The right is just as susceptible to hair-trigger outrage, however — witness last week’s brouhaha over what British shadow attorney-general Emily Thornberry did or did not mean to say about working-class people when she tweeted a photograph of a flag-draped house.
For the left, the inflammatory accusations are sexism, homophobia and racism — alongside the newer charges of transphobia and “whorephobia.” For the right, it is metropolitan snobbishness, a lack of patriotism, disrespect to the monarchy and denigration of “our boys” in the armed forces.
Any of these subjects can spark an orgy of backlash and counter-backlash, with arguments so convoluted they would leave medieval theologians reeling.
In the last month alone, people have discussed whether a comedian called Dapper Laughs should have had his ITV2 show canceled once everyone realized his career was based entirely on witless sexism. People have wondered whether Sam Pepper, a YouTube star who likes to be filmed grabbing women’s bodies, is simply a misunderstood joker. People have debated whether “pickup artist” Julien Blanc, who recommends seducing women with a “choke opener,” should have been refused a visa to enter the UK. In addition, South Yorkshire police investigating rape threats sent on Twitter to Jessica Ennis-Hill after she warned Sheffield United against re-signing convicted rapist Ched Evans.
It has also been at least two months since Top Gear presenter Jeremy Clarkson said something deliberately crass, so expect another -gate suffix over Christmas.
To move forward, society needs to distinguish more clearly between people saying things with which others disagree, and those who make threats or advocate and incite violence. Blanc falls into the latter camp, and it is right that he should have been refused entry to Britain. Clarkson, on the other hand, is merely the price people have to pay for living in a democracy. A democracy that is bizarrely enthralled by middle-aged men shouting “POWER” as they drive round corners.
His defenders, of course, raise the specter of free speech: equating the right to speak without fear of state retribution with the right to speak without fear of being kicked off the state broadcaster.
In fact, the battle over free speech has become a culture war all of its own. If today’s tech giants can be said to have an ideology, it is the promotion of unfettered free speech. Social media companies trumpet how pro-democracy protesters use their networks to oppose repressive governments. Celebrities are warned of the “Streisand effect” of trying to suppress unflattering information about them, and creating more publicity in the process.

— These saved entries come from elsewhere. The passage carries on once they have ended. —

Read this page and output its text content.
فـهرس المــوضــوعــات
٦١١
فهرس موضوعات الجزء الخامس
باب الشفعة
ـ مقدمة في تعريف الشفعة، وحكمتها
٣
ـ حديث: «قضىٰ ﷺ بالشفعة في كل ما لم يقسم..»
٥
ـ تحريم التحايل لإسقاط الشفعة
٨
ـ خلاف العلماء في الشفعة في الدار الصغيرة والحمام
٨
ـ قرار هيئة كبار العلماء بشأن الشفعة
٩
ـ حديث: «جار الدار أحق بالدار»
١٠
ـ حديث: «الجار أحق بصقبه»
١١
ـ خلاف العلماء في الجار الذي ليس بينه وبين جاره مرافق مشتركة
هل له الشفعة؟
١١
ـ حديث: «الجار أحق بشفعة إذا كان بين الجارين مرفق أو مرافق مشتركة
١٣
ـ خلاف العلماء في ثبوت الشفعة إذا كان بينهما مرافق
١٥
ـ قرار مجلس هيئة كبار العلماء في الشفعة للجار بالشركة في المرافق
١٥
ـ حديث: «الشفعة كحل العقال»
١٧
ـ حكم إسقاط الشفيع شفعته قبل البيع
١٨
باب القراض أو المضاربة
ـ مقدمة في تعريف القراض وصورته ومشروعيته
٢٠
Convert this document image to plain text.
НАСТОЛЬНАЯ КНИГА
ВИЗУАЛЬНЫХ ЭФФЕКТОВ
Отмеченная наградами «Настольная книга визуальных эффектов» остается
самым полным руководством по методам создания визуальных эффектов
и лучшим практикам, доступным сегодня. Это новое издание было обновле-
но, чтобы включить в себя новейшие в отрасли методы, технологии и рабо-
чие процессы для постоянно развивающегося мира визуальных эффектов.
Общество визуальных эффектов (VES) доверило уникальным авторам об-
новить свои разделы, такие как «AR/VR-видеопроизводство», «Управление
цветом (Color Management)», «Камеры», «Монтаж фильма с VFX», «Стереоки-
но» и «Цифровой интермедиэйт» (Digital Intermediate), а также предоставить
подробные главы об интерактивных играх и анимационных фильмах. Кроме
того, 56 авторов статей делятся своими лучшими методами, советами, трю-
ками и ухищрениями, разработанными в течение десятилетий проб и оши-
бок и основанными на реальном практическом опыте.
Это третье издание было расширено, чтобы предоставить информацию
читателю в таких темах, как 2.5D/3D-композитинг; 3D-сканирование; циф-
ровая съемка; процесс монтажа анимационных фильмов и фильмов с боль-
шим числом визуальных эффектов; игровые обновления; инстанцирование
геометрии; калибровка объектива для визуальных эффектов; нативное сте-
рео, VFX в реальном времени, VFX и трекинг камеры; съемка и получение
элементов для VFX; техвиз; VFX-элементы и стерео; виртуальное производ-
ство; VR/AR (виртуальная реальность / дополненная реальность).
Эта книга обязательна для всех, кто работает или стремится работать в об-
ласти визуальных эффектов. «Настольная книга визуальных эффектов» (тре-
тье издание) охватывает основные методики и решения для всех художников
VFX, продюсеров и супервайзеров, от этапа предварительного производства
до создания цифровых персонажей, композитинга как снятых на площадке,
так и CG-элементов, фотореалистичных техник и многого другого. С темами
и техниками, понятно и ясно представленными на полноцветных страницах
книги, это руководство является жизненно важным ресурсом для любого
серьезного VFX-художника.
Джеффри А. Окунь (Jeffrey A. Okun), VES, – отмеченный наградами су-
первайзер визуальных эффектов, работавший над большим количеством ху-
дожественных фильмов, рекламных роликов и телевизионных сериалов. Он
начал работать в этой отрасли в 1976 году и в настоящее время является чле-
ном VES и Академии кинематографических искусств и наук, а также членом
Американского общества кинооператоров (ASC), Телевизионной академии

Twitter’s former general counsel once described the company as “the free-speech wing of the free-speech party.”
However, amid this orgy of self-congratulation, there is one rarely mentioned fact: one person’s free speech can come at the cost of another’s. This is the kernel at the heart of so many harassment cases: the stalker would insist, with an air of honest bafflement, that they are simply exercising their right to free speech. Unfortunately, they are doing it by shouting through the letterbox of their victim, who is now too afraid to leave their house.
There is no neutral position here. In trolling cases, for example, by protecting the abuser, the abused are being discouraged from entering public debates. The effect of this is profoundly conservative, because the cost of speaking out becomes higher for women — who receive a disproportionate amount of the most serious abuse, according to research by the Pew Institute and others — and other visible minorities.
This aspect of the free speech debate is often ignored. Consider the backlash to Twitter linking up with a voluntary organization Women, Action and The Media (WAM), which plans to investigate and track sexist abuse on the social network. WAM’s power is extremely limited: it in effect has a hotline to Twitter, to escalate complaints that it has verified; it also plans to compile statistics on how well the service is handling them. The power to suspend and ban users still rests with Twitter.
This was not enough to stop influential US blogger Andrew Sullivan choking on his morning latte.
“Is it simply that WAM believes that women cannot possibly handle the rough-and-tumble of uninhibited online speech?” he said. “I suspect the culture wars online just got a little more frayed, because Twitter has empowered leftist feminists to have a censorship field day.”
It has not, of course. Twitter has empowered feminists to monitor whether its own harassment policies are enforced — and to see whether the “uninhibited online speech” of one group is preventing the uninhibited online speech of another. However, this is the essence of a culture war skirmish: the two opposing positions must be irreconcilable, and if one side triumphs, the fight merely moves on to new terrain.
No one can win the culture wars, and the massacres are set to continue.